A new law to establish an ‘income bank’ as an incentive for the unemployed to take on more casual work could be part of the answer to the Centrelink debt debacle.
The reform is being worked on by the Australian Council of Social Service (ACOSS) and will be incorporated in its influential May 2017 federal budget submission.
It would require amendment to the Social Security Act but would become an antidote to the behaviour-changing impact of the Turnbull government’s contentious mass invoicing of Centrelink recipients based on alleged overpayments.
In a backlash unleashed by the current aggravation, there is grave concern many Centrelink recipients will not seek casual work in future for fear of losing their fortnightly payments. The result? No pathway out of welfare dependency.
Centrelink claims discrepancies have been revealed when a recipient’s ATO-declared annual income does not match the income already declared with Centrelink.
Distressed recipients have complained that Centrelink has been unfairly averaging gross incomes over 12 months when their actual incomes were irregular.
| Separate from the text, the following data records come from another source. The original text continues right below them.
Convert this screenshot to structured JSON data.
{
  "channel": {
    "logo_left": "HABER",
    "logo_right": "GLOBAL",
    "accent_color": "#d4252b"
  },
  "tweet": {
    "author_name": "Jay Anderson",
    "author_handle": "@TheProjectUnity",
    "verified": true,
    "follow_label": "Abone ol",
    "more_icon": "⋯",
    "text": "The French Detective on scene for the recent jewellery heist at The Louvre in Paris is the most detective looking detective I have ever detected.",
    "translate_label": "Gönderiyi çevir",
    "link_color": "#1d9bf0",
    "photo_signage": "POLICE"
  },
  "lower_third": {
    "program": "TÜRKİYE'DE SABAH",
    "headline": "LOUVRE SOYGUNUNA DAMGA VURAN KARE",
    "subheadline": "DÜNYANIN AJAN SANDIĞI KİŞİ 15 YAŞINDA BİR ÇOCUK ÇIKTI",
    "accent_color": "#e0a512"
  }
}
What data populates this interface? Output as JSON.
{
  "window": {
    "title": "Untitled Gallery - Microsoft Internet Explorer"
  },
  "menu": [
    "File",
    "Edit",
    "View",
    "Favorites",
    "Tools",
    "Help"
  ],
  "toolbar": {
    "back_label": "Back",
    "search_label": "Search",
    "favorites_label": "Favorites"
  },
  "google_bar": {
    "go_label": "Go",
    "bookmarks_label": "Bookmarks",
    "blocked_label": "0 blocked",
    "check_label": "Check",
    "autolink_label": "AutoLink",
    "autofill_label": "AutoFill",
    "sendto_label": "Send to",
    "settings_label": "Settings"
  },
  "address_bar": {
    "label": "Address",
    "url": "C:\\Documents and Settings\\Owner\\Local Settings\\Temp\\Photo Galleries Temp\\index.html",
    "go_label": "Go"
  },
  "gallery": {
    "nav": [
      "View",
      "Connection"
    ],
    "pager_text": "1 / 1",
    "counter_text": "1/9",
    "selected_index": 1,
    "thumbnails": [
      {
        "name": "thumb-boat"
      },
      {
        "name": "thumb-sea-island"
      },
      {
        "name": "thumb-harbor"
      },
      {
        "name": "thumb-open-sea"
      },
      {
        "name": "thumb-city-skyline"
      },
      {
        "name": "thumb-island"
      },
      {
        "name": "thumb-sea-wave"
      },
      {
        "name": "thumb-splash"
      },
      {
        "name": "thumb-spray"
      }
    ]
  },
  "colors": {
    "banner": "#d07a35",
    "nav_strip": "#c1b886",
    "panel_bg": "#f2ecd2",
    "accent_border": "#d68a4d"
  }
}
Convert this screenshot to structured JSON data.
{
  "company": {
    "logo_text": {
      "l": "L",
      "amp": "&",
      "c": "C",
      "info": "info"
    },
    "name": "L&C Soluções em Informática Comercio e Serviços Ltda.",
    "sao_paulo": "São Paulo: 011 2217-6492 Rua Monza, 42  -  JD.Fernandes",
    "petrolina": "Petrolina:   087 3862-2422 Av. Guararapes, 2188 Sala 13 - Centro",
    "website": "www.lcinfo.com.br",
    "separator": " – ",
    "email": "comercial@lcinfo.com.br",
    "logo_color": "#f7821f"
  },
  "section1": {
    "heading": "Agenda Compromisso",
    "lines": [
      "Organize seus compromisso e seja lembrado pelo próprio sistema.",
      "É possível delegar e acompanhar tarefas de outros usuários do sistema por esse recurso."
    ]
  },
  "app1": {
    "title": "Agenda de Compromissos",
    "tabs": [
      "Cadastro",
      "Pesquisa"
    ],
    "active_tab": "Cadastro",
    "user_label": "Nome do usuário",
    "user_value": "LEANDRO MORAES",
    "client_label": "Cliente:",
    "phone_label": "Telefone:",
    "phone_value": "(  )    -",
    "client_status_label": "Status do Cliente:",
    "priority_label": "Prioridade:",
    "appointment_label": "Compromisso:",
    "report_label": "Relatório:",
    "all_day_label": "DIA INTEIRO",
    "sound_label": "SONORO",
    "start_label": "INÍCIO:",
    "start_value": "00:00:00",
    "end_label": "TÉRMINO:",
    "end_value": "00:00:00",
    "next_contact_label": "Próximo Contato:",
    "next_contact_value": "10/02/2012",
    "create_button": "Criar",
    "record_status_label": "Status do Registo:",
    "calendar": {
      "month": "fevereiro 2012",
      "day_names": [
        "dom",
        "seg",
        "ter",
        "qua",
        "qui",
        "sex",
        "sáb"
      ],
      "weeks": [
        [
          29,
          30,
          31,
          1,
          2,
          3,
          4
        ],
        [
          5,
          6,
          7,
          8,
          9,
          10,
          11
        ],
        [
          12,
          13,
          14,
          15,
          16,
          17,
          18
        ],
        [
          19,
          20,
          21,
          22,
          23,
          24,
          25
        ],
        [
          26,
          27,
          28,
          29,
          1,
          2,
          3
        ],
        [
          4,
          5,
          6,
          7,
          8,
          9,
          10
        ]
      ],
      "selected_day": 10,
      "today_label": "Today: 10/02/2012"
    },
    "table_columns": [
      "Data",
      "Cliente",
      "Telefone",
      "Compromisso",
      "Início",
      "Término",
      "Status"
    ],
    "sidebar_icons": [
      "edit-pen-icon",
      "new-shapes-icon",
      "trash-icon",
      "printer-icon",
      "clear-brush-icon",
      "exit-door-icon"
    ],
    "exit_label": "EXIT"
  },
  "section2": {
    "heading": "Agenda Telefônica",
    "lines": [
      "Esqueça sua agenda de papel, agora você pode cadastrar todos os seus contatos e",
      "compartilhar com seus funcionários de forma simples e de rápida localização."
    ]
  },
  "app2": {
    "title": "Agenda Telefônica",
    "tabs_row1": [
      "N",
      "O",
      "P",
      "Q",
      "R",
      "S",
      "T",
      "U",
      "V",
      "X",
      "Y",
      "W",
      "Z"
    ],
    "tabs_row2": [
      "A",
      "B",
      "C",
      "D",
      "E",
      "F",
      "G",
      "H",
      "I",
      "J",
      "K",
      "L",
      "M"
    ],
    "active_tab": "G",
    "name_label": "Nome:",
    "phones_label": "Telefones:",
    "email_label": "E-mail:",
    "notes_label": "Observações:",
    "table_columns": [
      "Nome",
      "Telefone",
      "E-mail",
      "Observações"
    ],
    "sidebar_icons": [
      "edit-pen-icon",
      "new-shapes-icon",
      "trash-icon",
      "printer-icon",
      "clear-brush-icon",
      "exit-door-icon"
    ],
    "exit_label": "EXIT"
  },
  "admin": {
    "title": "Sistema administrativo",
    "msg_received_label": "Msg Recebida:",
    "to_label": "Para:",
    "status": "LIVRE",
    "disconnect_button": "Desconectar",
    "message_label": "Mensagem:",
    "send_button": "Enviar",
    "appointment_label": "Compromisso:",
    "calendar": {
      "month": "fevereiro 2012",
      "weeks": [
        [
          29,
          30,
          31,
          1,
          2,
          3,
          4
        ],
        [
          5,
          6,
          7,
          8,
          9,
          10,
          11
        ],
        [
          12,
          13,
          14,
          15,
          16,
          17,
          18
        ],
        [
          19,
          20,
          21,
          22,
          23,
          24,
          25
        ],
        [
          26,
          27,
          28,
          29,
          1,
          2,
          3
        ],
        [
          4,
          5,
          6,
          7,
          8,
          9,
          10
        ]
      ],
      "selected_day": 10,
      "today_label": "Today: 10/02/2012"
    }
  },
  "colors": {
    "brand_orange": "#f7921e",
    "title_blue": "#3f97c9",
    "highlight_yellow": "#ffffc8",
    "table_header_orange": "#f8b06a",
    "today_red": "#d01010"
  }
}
A major cause of these discrepancies is the inevitable errors that arise in administering social security income tests where people have fluctuating casual earnings, which often is the only work that unemployed people and students can obtain.
Peter Davidson, acting CEO of ACOSS, told The New Daily: “An income bank would allow people to store up their fortnightly benefit ‘free area’, the small amount they are allowed to earn without it affecting their benefit levels, over a period of time, say six months, so that they can undertake a few weeks of full-time casual work and it has no impact on their benefits.”
‘Install an incentive to work’
The income bank would in effect allow averaging of income up to a fixed limit. ACOSS is currently modelling the reform to eliminate any unintended consequences.
“Now we support income testing because without it the system would subsidise full-time minimum wages. If that happened costs would be shifted from employers to government on a large scale as happens in the United States,” Mr Davidson said.
He said the current full-time minimum wage was around $35,000. The Newstart Centrelink unemployment benefit was much less – $38 per day or $13,700 a year.
At this level there are few disincentives for the unemployed to move straight to an ongoing full-time job. But the income test reduces the benefit by up to 60 cents per dollar earned and, according to ACOSS, this often discourages part-time and casual work.
ACOSS believes the income bank idea currently works well for university students who are allowed to work full-time over holiday periods with no impact on their taxpayer-funded student allowances.
“It’s worth exploring an option along those lines for people on unemployment payments … though not as liberal as the student system.”
Such a reform would ease the Centrelink debt problem for unemployed Australians, Mr Davidson said.
The income bank minimum for the unemployed has to be set at a point so that people are encouraged to take up casual jobs that might only last a few weeks, including seasonal work, without undermining income tests altogether.
Xenophon supports income bank for agricultural work
The Nick Xenophon Team recently negotiated with the Turnbull government a capped exemption from the income test for people undertaking agricultural work. The same principle could be applied more broadly.
Full declaration of all income earned would still need to be made by Centrelink recipients and overpayments would need to be refunded.
ACOSS last week called for the suspension of Centrelink’s data matching discrepancy letters because of the inaccuracy of many of the ‘debts’ and the stress that was needlessly being caused for the majority who had done the right thing.
ACOSS has noted that outright fraud detected in the Centrelink system has been at the margins with 0.018 per cent of those receiving payments investigated for fraud last year with 996 cases referred to prosecutors and just 29 cases resulting in indictable charges.
In addition to fixing the flawed automated overpayments system, reform is likely to require changes to social security income tests to bring them more into line with the 21st century highly casualised labour market.
With the Turnbull government reeling last week from the Sussan Ley expenses scandal ACOSS’ proposed income bank could become a lifeline as Coalition MPs in marginal seats become alarmed at the political consequences.
After all, unemployed constituents have the right to vote. At the moment they, their families and friends, are not very happy.